Brain Trauma, Mental Health, Neurodevelopment

Q&A with Priya Kalra: Peering inside the Brain




Priya Kalra, BrainsCAN Postdoctoral Fellow

Talking, moving, solving problems – everything we do in life is linked to our brain. Connected to the rest of the body by receptors, the brain receives signals every second of every day related to taste, touch, vision, hearing and smell. It allows us to communicate with one another, play games, enjoy food, and understand the world around us. 

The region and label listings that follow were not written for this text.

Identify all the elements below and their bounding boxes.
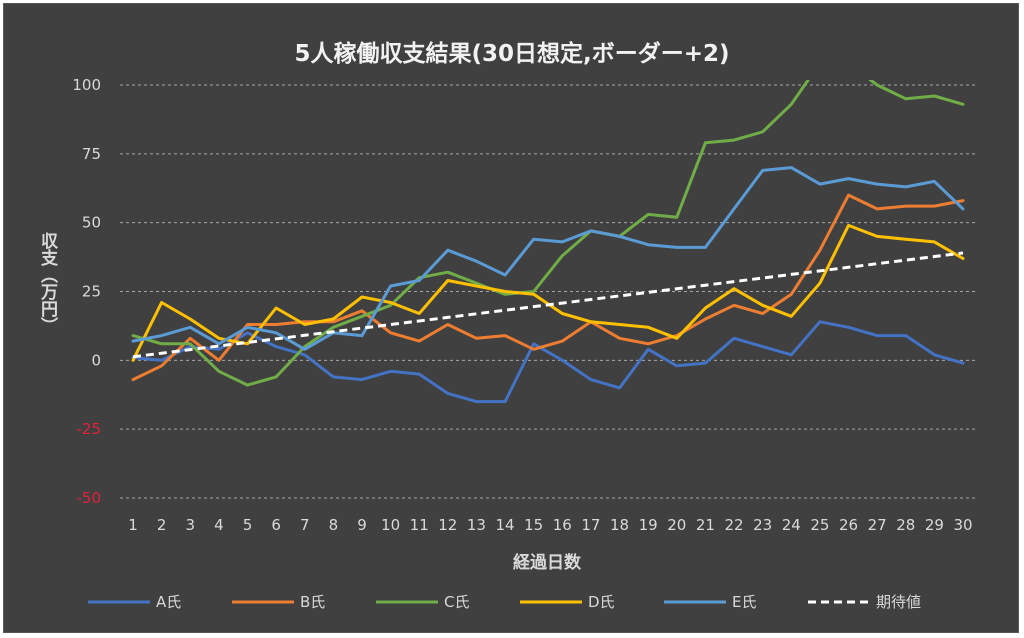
chart-frame: 5人稼働収支結果(30日想定,ボーダー+2) 収支（万円） — [3, 3, 1019, 633]
x-tick-label: 23 — [753, 516, 772, 534]
x-tick-label: 22 — [724, 516, 743, 534]
y-tick-label: 50 — [82, 214, 101, 232]
x-tick-label: 10 — [381, 516, 400, 534]
x-tick-label: 21 — [696, 516, 715, 534]
x-tick-label: 1 — [128, 516, 138, 534]
x-tick-label: 26 — [839, 516, 858, 534]
series-line-5 — [131, 166, 965, 351]
x-tick-label: 11 — [410, 516, 429, 534]
series-lines — [131, 80, 965, 404]
x-tick-label: 24 — [782, 516, 801, 534]
series-line-3 — [131, 80, 965, 387]
x-tick-label: 9 — [357, 516, 367, 534]
x-tick-label: 29 — [925, 516, 944, 534]
x-tick-label: 3 — [185, 516, 195, 534]
x-tick-label: 25 — [810, 516, 829, 534]
series-line-2 — [131, 193, 965, 382]
x-tick-label: 12 — [438, 516, 457, 534]
legend-label: 期待値 — [876, 593, 921, 611]
y-tick-label: -50 — [77, 489, 102, 507]
x-tick-label: 14 — [496, 516, 515, 534]
x-tick-label: 30 — [953, 516, 972, 534]
x-tick-label: 15 — [524, 516, 543, 534]
gridlines — [120, 84, 975, 499]
y-tick-label: 75 — [82, 145, 101, 163]
series-line-6 — [132, 251, 964, 359]
x-tick-label: 19 — [639, 516, 658, 534]
x-tick-label: 16 — [553, 516, 572, 534]
legend-label: B氏 — [300, 593, 325, 611]
series-line-4 — [131, 223, 965, 362]
y-tick-label: 0 — [91, 351, 101, 369]
series-line-1 — [131, 320, 965, 404]
x-tick-label: 8 — [329, 516, 339, 534]
legend-label: C氏 — [444, 593, 469, 611]
x-tick-label: 5 — [243, 516, 253, 534]
x-tick-label: 2 — [157, 516, 167, 534]
legend-label: E氏 — [732, 593, 756, 611]
y-tick-label: 25 — [82, 283, 101, 301]
x-tick-label: 13 — [467, 516, 486, 534]
x-tick-label: 6 — [271, 516, 281, 534]
x-tick-label: 7 — [300, 516, 310, 534]
x-axis-label: 経過日数 — [513, 552, 582, 573]
legend-label: D氏 — [588, 593, 615, 611]
x-tick-label: 17 — [581, 516, 600, 534]
x-tick-label: 4 — [214, 516, 224, 534]
y-tick-label: -25 — [77, 420, 102, 438]
x-tick-label: 27 — [868, 516, 887, 534]
y-axis-ticks: 100 75 50 25 0 -25 -50 — [72, 76, 101, 507]
x-tick-label: 28 — [896, 516, 915, 534]
x-tick-label: 18 — [610, 516, 629, 534]
legend-label: A氏 — [156, 593, 181, 611]
y-axis-label: 収支（万円） — [37, 232, 57, 334]
chart-title: 5人稼働収支結果(30日想定,ボーダー+2) — [294, 41, 730, 67]
x-tick-label: 20 — [667, 516, 686, 534]
x-axis-ticks: 1 2 3 4 5 6 7 8 9 10 11 12 13 14 15 16 17 18 19 20 21 22 23 24 2… — [128, 516, 972, 534]
legend: A氏 B氏 C氏 D氏 E氏 期待値 — [88, 593, 921, 611]
y-tick-label: 100 — [72, 76, 101, 94]
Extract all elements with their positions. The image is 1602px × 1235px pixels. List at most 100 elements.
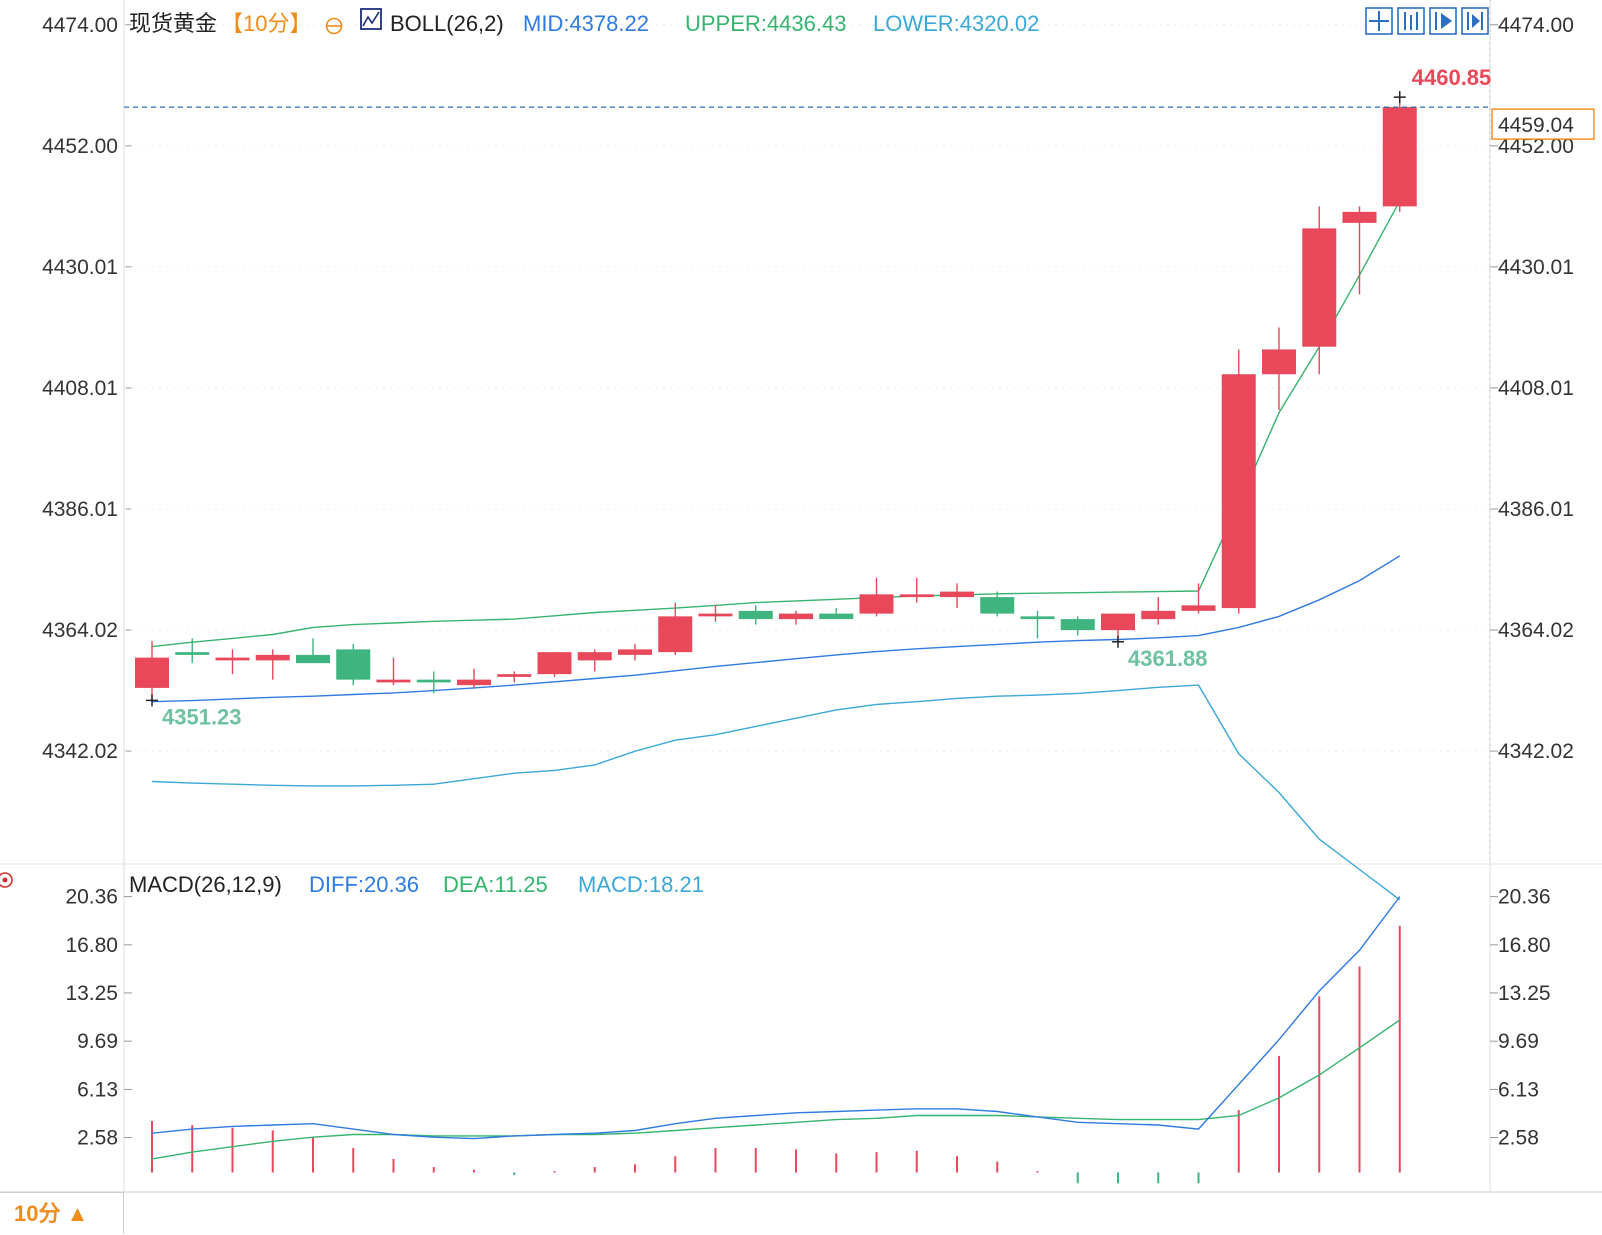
candle-body [255, 654, 290, 661]
price-tick-label: 4364.02 [42, 619, 118, 642]
macd-dea-line [151, 1019, 1401, 1160]
candle-down [1020, 610, 1055, 639]
low-marker-label: 4361.88 [1128, 646, 1208, 671]
macd-macd-value: MACD:18.21 [578, 872, 704, 897]
candle-body [376, 679, 411, 683]
candle-up [899, 577, 934, 603]
candle-up [255, 649, 290, 680]
svg-text:BOLL(26,2) MID:4378.22: BOLL(26,2) MID:4378.22 UPPER:4436.43 LOW… [390, 11, 1039, 36]
macd-tick-label: 2.58 [77, 1126, 118, 1149]
macd-label: MACD(26,12,9) [129, 872, 282, 897]
skip-icon[interactable] [1461, 7, 1489, 35]
macd-tick-label: 6.13 [1498, 1078, 1539, 1101]
price-tick-label: 4342.02 [1498, 740, 1574, 763]
price-axis-right: 4474.00 4452.00 4430.01 4408.01 4386.01 4364.… [1490, 14, 1574, 763]
candle-body [1302, 228, 1337, 347]
boll-lower-value: LOWER:4320.02 [873, 11, 1039, 36]
macd-settings-icon[interactable] [0, 872, 13, 888]
candle-up [1302, 206, 1337, 375]
candle-down [296, 638, 330, 664]
candle-up [859, 577, 894, 617]
candle-up [1221, 349, 1256, 614]
candle-body [1221, 374, 1256, 609]
candle-up [215, 649, 250, 675]
candle-up [457, 668, 491, 688]
macd-tick-label: 6.13 [77, 1078, 118, 1101]
candle-up [135, 641, 169, 701]
macd-tick-label: 16.80 [1498, 934, 1551, 957]
price-tick-label: 4364.02 [1498, 619, 1574, 642]
layout-icon[interactable] [1397, 7, 1425, 35]
candle-body [658, 616, 693, 653]
candle-up [698, 605, 733, 622]
candle-down [1060, 616, 1095, 636]
boll-upper-line [151, 200, 1401, 648]
macd-tick-label: 9.69 [77, 1030, 118, 1053]
candle-up [537, 652, 572, 677]
candle-body [618, 649, 652, 655]
macd-tick-label: 20.36 [1498, 886, 1551, 909]
macd-tick-label: 13.25 [1498, 982, 1551, 1005]
period-label[interactable]: 【10分】 [221, 11, 311, 36]
candle-body [1101, 613, 1135, 631]
candle-up [658, 602, 693, 655]
candle-body [497, 674, 532, 677]
candle-body [698, 613, 733, 617]
price-tick-label: 4452.00 [1498, 135, 1574, 158]
boll-label: BOLL(26,2) [390, 11, 504, 36]
play-icon[interactable] [1429, 7, 1457, 35]
candle-up [577, 649, 612, 672]
candle-body [779, 613, 813, 620]
candle-up [1141, 597, 1176, 625]
candle-body [457, 679, 491, 686]
period-tab[interactable]: 10分 ▲ [0, 1192, 124, 1234]
candle-body [215, 657, 250, 661]
macd-tick-label: 9.69 [1498, 1030, 1539, 1053]
candle-body [819, 613, 854, 620]
macd-tick-label: 20.36 [65, 886, 118, 909]
candle-body [537, 652, 572, 675]
price-tick-label: 4342.02 [42, 740, 118, 763]
boll-mid-value: MID:4378.22 [523, 11, 649, 36]
boll-upper-value: UPPER:4436.43 [685, 11, 846, 36]
candle-up [1262, 327, 1296, 410]
indicator-icon[interactable] [360, 8, 382, 30]
candle-down [980, 591, 1015, 617]
price-annotations: 4459.04 4460.85 4351.23 4361.88 [124, 65, 1595, 729]
candle-up [1181, 583, 1216, 614]
macd-tick-label: 13.25 [65, 982, 118, 1005]
macd-header: MACD(26,12,9) DIFF:20.36 DEA:11.25 MACD:… [129, 872, 704, 897]
macd-histogram [151, 925, 1401, 1184]
candle-body [1141, 610, 1176, 620]
grid-icon[interactable] [1365, 7, 1393, 35]
candle-body [175, 652, 210, 655]
macd-tick-label: 2.58 [1498, 1126, 1539, 1149]
candle-up [618, 643, 652, 661]
candle-body [1181, 605, 1216, 611]
candle-body [859, 594, 894, 614]
candle-body [1060, 619, 1095, 631]
candle-down [819, 608, 854, 620]
macd-axis-right: 20.36 16.80 13.25 9.69 6.13 2.58 [1490, 886, 1551, 1149]
candle-body [940, 591, 974, 598]
candle-body [899, 594, 934, 598]
boll-mid-line [151, 555, 1401, 703]
price-tick-label: 4408.01 [1498, 377, 1574, 400]
candle-body [416, 679, 451, 683]
price-tick-label: 4386.01 [42, 498, 118, 521]
macd-diff-line [151, 896, 1401, 1140]
macd-tick-label: 16.80 [65, 934, 118, 957]
candles [135, 97, 1417, 701]
price-axis-left: 4474.00 4452.00 4430.01 4408.01 4386.01 4364.… [42, 14, 1490, 763]
price-tick-label: 4474.00 [42, 14, 118, 37]
low-marker-label: 4351.23 [162, 704, 242, 729]
candle-body [296, 654, 330, 664]
candle-down [175, 638, 210, 664]
candle-up [1342, 206, 1377, 295]
candle-up [779, 610, 813, 625]
candle-body [1342, 211, 1377, 223]
price-tick-label: 4430.01 [1498, 256, 1574, 279]
settings-icon[interactable] [325, 17, 343, 35]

To celebrate Brain Awareness Week, BrainsCAN Postdoctoral Fellow, Priya Kalra answered questions from high school students on the brain, mental health, brain injuries and more.

How does the brain work?

(Priya Kalra) Researchers still don’t fully understand how the brain works! But what we know is there are cells called neurons that communicate with each other and form a network. The network is capable of doing complex tasks, like recognizing images or understanding language – one cell by itself cannot do these things, but together the network can. Neurons actually work using electrical signals called ‘action potentials.’ These action potentials travel through the neuron and then cause it to release chemicals to try to tell other neurons what’s going on. This leads to action potentials in other neurons and that’s how information gets from one cell to another. 

What are the different sections of the brain? Are they responsible for different things?

(PK) To understand the brain, there are six main sections. 


  • Brain stem – Controls basic functions, such as breathing and heart beat
  • Cerebellum – Coordinates complex tasks, including helping coordinate your movements
  • Frontal Lobe – Responsible for planning and reasoning, sending messages to the muscles of the body, and some aspects of language
  • Occipital Lobe – Processes visual information
  • Parietal Lobe – Allows you to understand space, time and numbers
  • Temporal Lobe – Manages memory formation, auditory processing (hearing), and some aspects of language comprehension

The spinal cord is how the brain sends messages to the muscles in your body.

What happens when you injure your brain (i.e., concussion)?

(PK) This is an important question, but the answer is complex! When a part of the brain is damaged, then the functions of that part of the brain are affected. For example, if you have damage to the occipital lobe, you may have trouble processing visual information.

There are many types of injuries, depending on where the head was injured (front, back, side), how it was injured (hit, lack of oxygen, etc.), for how long (one quick simple impact or a longer period), and many other factors. All those factors will also affect how the brain responds as it tries to adjust to a change. Right after the injury, the effects will be most severe, but over time some things can get better. This can be due to healing, but also from the brain adjusting and finding ways to compensate for damage. However, with severe injuries or many injuries over time, the brain’s ability to heal and compensate is less effective and there may be irreversible long-lasting damage.

How do mental health issues affect the brain?

(PK) That is a huge area of research! One thing we know is that you can definitely see differences in the brain when someone is experiencing mental health issues, but that does not mean that they can't be helped or changed. Many common mental health issues (such as anxiety or depression) respond well to appropriate treatment, including therapy, social support, and medication. Sometimes after effective treatment, differences in brain function can no longer be detected! Other types of mental health issues, like schizophrenia, can be harder to treat, but in some cases treatment works well. 

How does the brain work for someone who has Attention-Deficit / Hyperactivity Disorder (ADHD)

(PK) Sometimes in ADHD, there is not enough activity in the part of the brain called the prefrontal cortex that regulates attention and planning. Medication helps some people with ADHD by making the prefrontal cortex more active. However, there are lots of things a person with ADHD can do (or that someone can help them with) to focus; for example, limiting distractions, mindfulness exercises (such as meditation), and breaking tasks into small, manageable goals.

What are the effects of different drugs and substances on the developing brain?

(PK) Developing brains are fragile, so anything like drugs or substances (such as lead from paint or unclean water), or even traumatic events or high stress levels can affect their development. The brain develops throughout childhood, adolescence and young adulthood before reaching maturity at about 25 years. While it is still developing, it is vulnerable. One specific thing we know is that chronic or prolonged cannabis use in the teenage years can lead to memory problems throughout life. 

If a very young child is exposed to drugs, the effect will be more severe. Infants whose mothers used drugs during pregnancy are often born with impairments – the severity depends on the type of drug and how much was used. With appropriate care and treatment, some can grow up to be well-adjusted adults, but some will have brain problems for their whole lives.

I want to know everything about the brain! Where do I start? 

(PK) There are many free online webinars that happen with researches studying the brain. You can start by joining these research talks and checking out websites including:

I also suggest reading books about the brain (Ramachandran’s “Phantoms in the Brain” is a great one, or anything by Oliver Sacks or Daniel Levitan), taking math and science courses in high school, and registering for a neuroscience class when you get to university or college. 

If you’re really interested in this field, become a neuroscientist!